Performance
The best known lossless compression methods can compress such data about 2:1 on average. Lossless JPEG compares well with this. Baseline JPEG can typically achieve 10:1 to 20:1compression without visible loss, bringing the effective storage requirement down to 1 to 2 bits/pixel. 30:1 to 50:1 compression is possible with small to moderate defects, while for very-low-quality purposes such as previews or archive indexes, 100:1 compression is quite feasible. An image compressed 100:1 with JPEG takes up the same space as a full-color one-tenth-scale thumbnail image, yet it retains much more detail than such a thumbnail. [1]

Gray-scale images do not compress by such large factors. Because the human eye is much more sensitive to brightness variations than to hue variations, JPEG can compress hue data more heavily than brightness (gray-scale) data. A gray-scale JPEG file is generally only about 10%-25% smaller than a full-color JPEG file of similar visual quality. But the uncompressed gray-scale data is only 8 bits/pixel, or one-third the size of the color data, so the calculated compression ratio is much lower. The threshold of visible loss is often around 5:1 compression for gray-scale images.

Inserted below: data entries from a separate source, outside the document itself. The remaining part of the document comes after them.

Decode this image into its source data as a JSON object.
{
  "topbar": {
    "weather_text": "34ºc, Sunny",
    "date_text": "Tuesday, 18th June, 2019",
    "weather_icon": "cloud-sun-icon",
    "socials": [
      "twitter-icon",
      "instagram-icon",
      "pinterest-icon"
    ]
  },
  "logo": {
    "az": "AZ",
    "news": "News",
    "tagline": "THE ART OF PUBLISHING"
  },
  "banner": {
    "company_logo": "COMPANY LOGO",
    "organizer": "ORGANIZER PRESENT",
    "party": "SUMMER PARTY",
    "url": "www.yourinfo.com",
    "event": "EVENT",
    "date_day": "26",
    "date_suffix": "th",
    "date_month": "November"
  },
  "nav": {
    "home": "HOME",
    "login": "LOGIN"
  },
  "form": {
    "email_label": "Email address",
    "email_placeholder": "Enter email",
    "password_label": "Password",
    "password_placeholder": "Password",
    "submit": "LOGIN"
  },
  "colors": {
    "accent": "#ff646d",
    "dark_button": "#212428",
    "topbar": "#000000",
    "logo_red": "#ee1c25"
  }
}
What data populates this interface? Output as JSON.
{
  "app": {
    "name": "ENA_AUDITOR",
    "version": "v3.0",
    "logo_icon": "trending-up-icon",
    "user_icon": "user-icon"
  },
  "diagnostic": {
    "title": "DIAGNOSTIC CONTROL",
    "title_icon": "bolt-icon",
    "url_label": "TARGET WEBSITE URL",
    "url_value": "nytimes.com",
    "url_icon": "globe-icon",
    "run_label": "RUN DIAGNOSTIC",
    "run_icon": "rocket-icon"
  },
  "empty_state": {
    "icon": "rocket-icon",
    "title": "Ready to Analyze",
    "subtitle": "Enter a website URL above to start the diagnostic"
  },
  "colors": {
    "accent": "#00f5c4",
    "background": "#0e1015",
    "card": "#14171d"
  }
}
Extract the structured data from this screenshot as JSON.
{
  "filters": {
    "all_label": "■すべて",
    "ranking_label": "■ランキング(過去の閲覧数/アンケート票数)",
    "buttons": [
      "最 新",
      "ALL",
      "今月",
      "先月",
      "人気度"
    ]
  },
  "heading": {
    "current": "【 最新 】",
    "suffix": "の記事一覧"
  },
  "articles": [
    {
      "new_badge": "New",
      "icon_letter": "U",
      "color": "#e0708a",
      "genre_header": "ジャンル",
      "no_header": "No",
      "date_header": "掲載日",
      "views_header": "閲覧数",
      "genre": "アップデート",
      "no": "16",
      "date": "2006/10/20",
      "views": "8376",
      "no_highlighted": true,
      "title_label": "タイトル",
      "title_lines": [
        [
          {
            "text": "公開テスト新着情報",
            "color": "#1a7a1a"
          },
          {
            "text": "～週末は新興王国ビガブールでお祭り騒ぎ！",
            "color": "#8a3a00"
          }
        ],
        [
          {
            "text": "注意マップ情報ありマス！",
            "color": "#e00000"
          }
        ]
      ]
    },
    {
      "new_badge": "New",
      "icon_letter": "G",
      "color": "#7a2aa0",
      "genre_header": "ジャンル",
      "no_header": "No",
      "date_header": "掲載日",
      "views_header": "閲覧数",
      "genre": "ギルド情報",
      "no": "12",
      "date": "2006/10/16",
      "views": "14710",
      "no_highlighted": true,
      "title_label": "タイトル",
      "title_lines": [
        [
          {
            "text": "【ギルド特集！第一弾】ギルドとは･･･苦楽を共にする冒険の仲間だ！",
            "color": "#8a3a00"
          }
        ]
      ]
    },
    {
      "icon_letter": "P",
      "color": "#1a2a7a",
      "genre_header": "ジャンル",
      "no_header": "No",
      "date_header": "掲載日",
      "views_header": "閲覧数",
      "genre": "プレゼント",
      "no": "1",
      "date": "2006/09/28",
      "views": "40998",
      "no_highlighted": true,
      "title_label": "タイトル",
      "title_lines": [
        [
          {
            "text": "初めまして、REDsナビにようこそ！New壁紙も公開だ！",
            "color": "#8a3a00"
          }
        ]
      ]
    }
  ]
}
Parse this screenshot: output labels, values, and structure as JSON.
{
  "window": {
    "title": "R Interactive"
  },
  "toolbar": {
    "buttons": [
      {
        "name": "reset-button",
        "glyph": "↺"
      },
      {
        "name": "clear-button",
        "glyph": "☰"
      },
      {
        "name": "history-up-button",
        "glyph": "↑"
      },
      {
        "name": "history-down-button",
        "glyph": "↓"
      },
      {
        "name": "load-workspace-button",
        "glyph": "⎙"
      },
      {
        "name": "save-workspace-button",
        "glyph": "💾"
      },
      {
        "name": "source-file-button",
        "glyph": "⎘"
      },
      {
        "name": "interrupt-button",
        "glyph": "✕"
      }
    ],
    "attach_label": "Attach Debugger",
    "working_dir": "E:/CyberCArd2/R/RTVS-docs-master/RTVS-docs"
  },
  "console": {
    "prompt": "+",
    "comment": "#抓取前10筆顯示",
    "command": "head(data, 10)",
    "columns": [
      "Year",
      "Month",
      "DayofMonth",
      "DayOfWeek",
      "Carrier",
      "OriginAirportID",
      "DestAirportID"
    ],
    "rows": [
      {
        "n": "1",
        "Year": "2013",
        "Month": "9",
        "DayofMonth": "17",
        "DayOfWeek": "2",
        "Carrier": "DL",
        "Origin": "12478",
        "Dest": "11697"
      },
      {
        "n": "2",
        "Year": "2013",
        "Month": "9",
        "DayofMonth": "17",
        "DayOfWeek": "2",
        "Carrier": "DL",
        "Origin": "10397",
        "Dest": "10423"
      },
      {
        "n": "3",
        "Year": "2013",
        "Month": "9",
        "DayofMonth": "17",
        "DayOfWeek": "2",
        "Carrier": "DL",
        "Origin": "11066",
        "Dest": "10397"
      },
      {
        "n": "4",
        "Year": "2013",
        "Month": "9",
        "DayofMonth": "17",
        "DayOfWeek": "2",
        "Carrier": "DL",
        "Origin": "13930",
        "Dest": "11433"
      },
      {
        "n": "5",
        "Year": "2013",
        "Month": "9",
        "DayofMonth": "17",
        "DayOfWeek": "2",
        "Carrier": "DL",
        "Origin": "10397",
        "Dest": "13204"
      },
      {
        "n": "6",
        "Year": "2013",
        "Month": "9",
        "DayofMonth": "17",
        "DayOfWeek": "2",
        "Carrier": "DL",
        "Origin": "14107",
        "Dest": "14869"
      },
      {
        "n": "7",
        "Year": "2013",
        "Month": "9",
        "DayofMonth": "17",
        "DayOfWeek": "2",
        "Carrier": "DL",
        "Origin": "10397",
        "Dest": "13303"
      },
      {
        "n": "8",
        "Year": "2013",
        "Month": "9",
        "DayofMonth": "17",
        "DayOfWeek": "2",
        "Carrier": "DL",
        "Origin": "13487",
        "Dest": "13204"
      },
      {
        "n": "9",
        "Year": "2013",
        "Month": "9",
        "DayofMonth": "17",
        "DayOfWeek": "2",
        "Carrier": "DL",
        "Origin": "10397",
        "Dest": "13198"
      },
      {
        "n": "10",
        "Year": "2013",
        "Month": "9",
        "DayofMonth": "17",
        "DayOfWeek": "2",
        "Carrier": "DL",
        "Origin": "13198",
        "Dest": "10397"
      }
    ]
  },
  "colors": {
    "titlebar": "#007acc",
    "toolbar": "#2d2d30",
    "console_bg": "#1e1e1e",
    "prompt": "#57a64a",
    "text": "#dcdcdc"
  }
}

JPEG has a hard time with very sharp edges: a row of pure-black pixels adjacent to a row of pure-white pixels, for example. This makes it less useful for text.
JPEG is a useful format for archival storage and transmission of images, but it shouldn’t be used as an intermediate format for sequences of image manipulation steps. The real disadvantage of lossy compression is that if you repeatedly compress and decompress an image, you lose a little quality each time. In general, recompressing an altered image loses more information, hence it's important to minimize the number of generations of JPEG compression between initial and final versions of an image.